Peer-reviewed veterinary case report
A Resource-Rational Account of Human Eye Movements During Immersive Visual Search.
- Year:
- 2026
- Authors:
- Radulescu A et al.
- Affiliation:
- Icahn School of Medicine at Mount Sinai · United States
Abstract
The nature of eye movements during visual search has been widely studied in cognitive science. Virtual reality (VR) paradigms are an opportunity to test whether computational models of search can predict naturalistic search behavior. However, existing ideal observer models are constrained by strong assumptions about the structure of the world, rendering them impractical for modeling the complexity of environments which can be studied in VR. To address these limitations, we modeled immersive visual search as a reinforcement learning problem, in which sequential decisions are made over a multidimensional representation of the environment learned by a convolutional neural network.
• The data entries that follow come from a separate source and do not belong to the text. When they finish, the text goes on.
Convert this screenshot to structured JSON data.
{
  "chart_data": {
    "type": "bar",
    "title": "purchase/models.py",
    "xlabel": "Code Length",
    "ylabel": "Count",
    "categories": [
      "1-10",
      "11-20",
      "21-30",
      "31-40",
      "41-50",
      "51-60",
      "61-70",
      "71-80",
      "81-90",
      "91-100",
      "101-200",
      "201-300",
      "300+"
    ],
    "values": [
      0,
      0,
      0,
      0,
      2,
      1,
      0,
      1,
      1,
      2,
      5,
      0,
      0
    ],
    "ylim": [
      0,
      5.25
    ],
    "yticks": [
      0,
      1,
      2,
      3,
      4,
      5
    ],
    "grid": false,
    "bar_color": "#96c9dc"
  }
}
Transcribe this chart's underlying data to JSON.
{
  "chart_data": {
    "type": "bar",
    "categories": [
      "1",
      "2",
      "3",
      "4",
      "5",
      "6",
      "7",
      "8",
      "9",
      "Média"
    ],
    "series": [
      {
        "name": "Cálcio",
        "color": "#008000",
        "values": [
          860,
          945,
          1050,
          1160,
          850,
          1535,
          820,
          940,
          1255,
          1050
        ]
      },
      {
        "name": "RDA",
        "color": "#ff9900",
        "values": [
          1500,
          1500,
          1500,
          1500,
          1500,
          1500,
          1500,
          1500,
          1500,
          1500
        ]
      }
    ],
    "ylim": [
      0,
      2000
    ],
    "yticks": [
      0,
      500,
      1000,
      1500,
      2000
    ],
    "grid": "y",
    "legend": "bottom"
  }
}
In our formulation, RL agents learned a policy over latent states-effectively solving what is known as a meta-Markov decision process (meta-MDP), where each decision concerns how to allocate attention to information in the environment. Training deep-RL agents on the meta-MDP showed that learned (i.e., optimal) search policies converge to a classic ideal-observer model of search developed for simple (1D) stimuli. We compared the learned resource-rational policy with human gaze data from a visual-search experiment conducted in VR and found qualitative and quantitative alignment between model predictions and human behavior. However, both the model's simulated performance and its correspondence with human behavior depended strongly on the representational features available to the policy. These results suggest that naturalistic visual search behavior can partially be explained by resource-rational allocation of limited cognitive resources, and the choice of representation influences the degree of alignment between model and human behavior.